Personal information
- Full name: Edward John Pollock
- Born: 10 July 1995 (age 31) High Wycombe, Buckinghamshire, England
- Batting: Left-handed
- Bowling: Right-arm off break
- Role: Batsman
- Relations: Angus Pollock (father) Alasdair Pollock (brother)

Domestic team information
- 2014–2016: Herefordshire
- 2015–2017: Durham MCCU
- 2016–2021: Warwickshire
- 2022–2025: Worcestershire
- First-class debut: 2 April 2015 Durham MCCU v Somerset
- List A debut: 17 May 2018 Warwickshire v Derbyshire

Career statistics
| Competition | FC | LA | T20 |
| Matches | 27 | 44 | 91 |
| Runs scored | 1,085 | 1,100 | 1,453 |
| Batting average | 25.83 | 26.82 | 19.11 |
| 100s/50s | 2/5 | 2/4 | 0/7 |
| Top score | 113 | 180 | 77 |
| Catches/stumpings | 19/– | 12/– | 22/– |
- Source: Cricinfo, 21 June 2025

= Ed Pollock =

English cricketer (born 1995)

Edward John Pollock (born 10 July 1995) is an English cricketer.
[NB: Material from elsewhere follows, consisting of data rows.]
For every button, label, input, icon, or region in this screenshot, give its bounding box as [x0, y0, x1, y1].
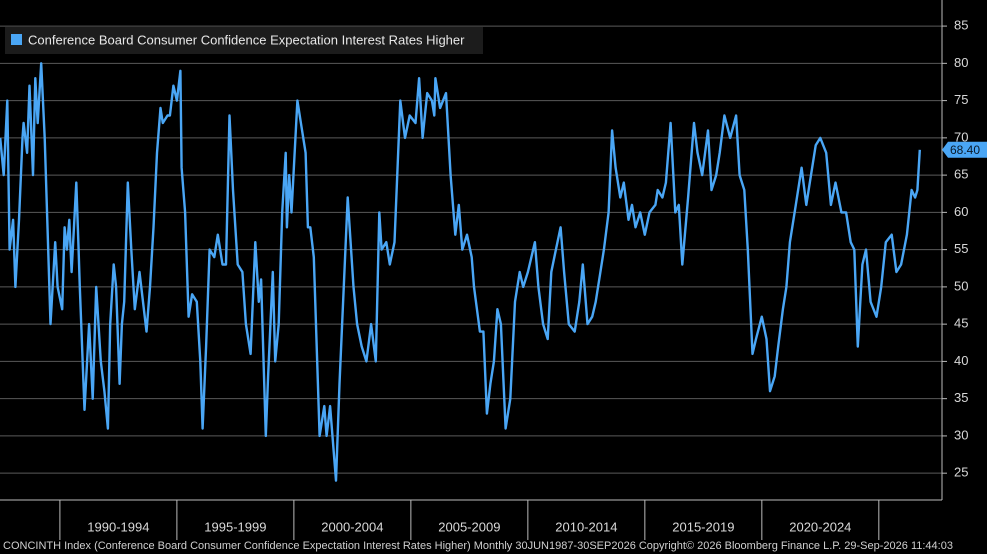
x-tick-label: 1990-1994 — [87, 519, 149, 534]
x-tick-label: 2020-2024 — [789, 519, 851, 534]
y-tick-label: 60 — [954, 204, 968, 219]
legend-box — [5, 27, 483, 54]
legend-swatch — [11, 34, 22, 45]
footer: CONCINTH Index (Conference Board Consume… — [3, 540, 953, 552]
last-value-label: 68.40 — [950, 143, 980, 157]
x-tick-label: 2000-2004 — [321, 519, 383, 534]
y-tick-label: 30 — [954, 427, 968, 442]
y-tick-label: 65 — [954, 167, 968, 182]
y-tick-label: 55 — [954, 241, 968, 256]
series-line — [0, 62, 921, 482]
y-tick-label: 40 — [954, 353, 968, 368]
last-value-tag — [942, 141, 987, 158]
y-tick-label: 75 — [954, 92, 968, 107]
y-tick-label: 85 — [954, 18, 968, 33]
x-tick-label: 2005-2009 — [438, 519, 500, 534]
y-tick-label: 50 — [954, 278, 968, 293]
y-tick-label: 35 — [954, 390, 968, 405]
y-tick-label: 45 — [954, 316, 968, 331]
y-tick-label: 70 — [954, 129, 968, 144]
y-tick-label: 80 — [954, 55, 968, 70]
y-tick-label: 25 — [954, 465, 968, 480]
x-tick-label: 2010-2014 — [555, 519, 617, 534]
x-tick-label: 2015-2019 — [672, 519, 734, 534]
legend-label: Conference Board Consumer Confidence Exp… — [28, 32, 465, 47]
x-tick-label: 1995-1999 — [204, 519, 266, 534]
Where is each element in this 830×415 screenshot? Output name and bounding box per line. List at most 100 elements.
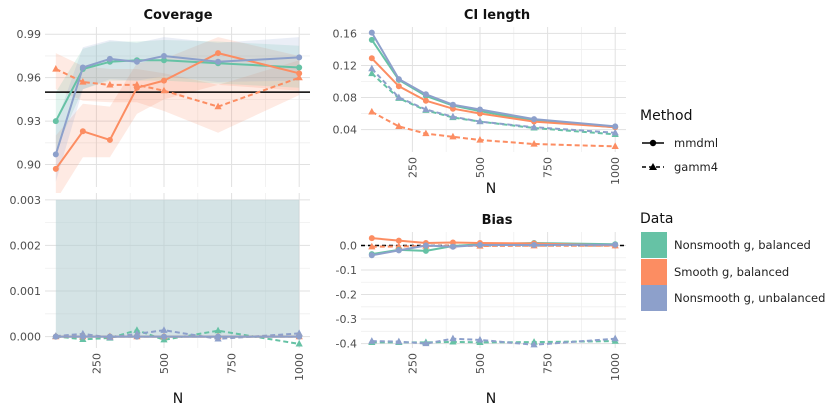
bias-xtick-label: 750: [542, 353, 555, 374]
ci_length-nonsmooth-g-unbalanced-gamm4-point: [476, 117, 484, 125]
ci_length-smooth-g-balanced-gamm4-point: [449, 132, 457, 140]
legend-mmdml-label: mmdml: [674, 136, 718, 150]
legend-swatch-smooth-balanced: [641, 259, 667, 285]
coverage-smooth-g-balanced-gamm4-point: [52, 64, 60, 72]
type1-nonsmooth-g-unbalanced-mmdml-point: [160, 333, 167, 340]
coverage-nonsmooth-g-unbalanced-mmdml-point: [215, 58, 222, 65]
legend-label-nonsmooth-unbalanced: Nonsmooth g, unbalanced: [674, 291, 825, 305]
ci_length-nonsmooth-g-unbalanced-mmdml-point: [395, 76, 402, 83]
bias-xtick-label: 1000: [609, 353, 622, 381]
type1-nonsmooth-g-balanced-gamm4-point: [295, 339, 303, 347]
ci_length-xtick-label: 250: [406, 157, 419, 178]
coverage-nonsmooth-g-balanced-mmdml-point: [160, 57, 167, 64]
type1-reference-band: [55, 199, 300, 337]
type1-nonsmooth-g-unbalanced-mmdml-point: [215, 333, 222, 340]
coverage-smooth-g-balanced-gamm4-point: [160, 86, 168, 94]
type1-ytick-label: 0.003: [10, 194, 42, 207]
coverage-nonsmooth-g-unbalanced-mmdml-point: [52, 151, 59, 158]
type1-nonsmooth-g-balanced-gamm4-point: [214, 326, 222, 334]
bias-nonsmooth-g-unbalanced-gamm4-point: [449, 334, 457, 342]
ci_length-smooth-g-balanced-mmdml-point: [368, 55, 375, 62]
bias-smooth-g-balanced-mmdml-point: [449, 239, 456, 246]
ci_length-smooth-g-balanced-gamm4-point: [368, 107, 376, 115]
bias-xtick-label: 500: [474, 353, 487, 374]
coverage-ytick-label: 0.93: [17, 115, 42, 128]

He made his Twenty20 cricket debut for Warwickshire in the 2017 NatWest t20 Blast on 23 July 2017. He made his List A debut for Warwickshire in the 2018 Royal London One-Day Cup on 17 May 2018. In July 2021, in the 2021 Royal London One-Day Cup, Pollock scored his first century in List A cricket. In April 2022, in the opening round of matches in the 2022 County Championship, Pollock scored his maiden century in first-class cricket, with 112 runs against Leicestershire.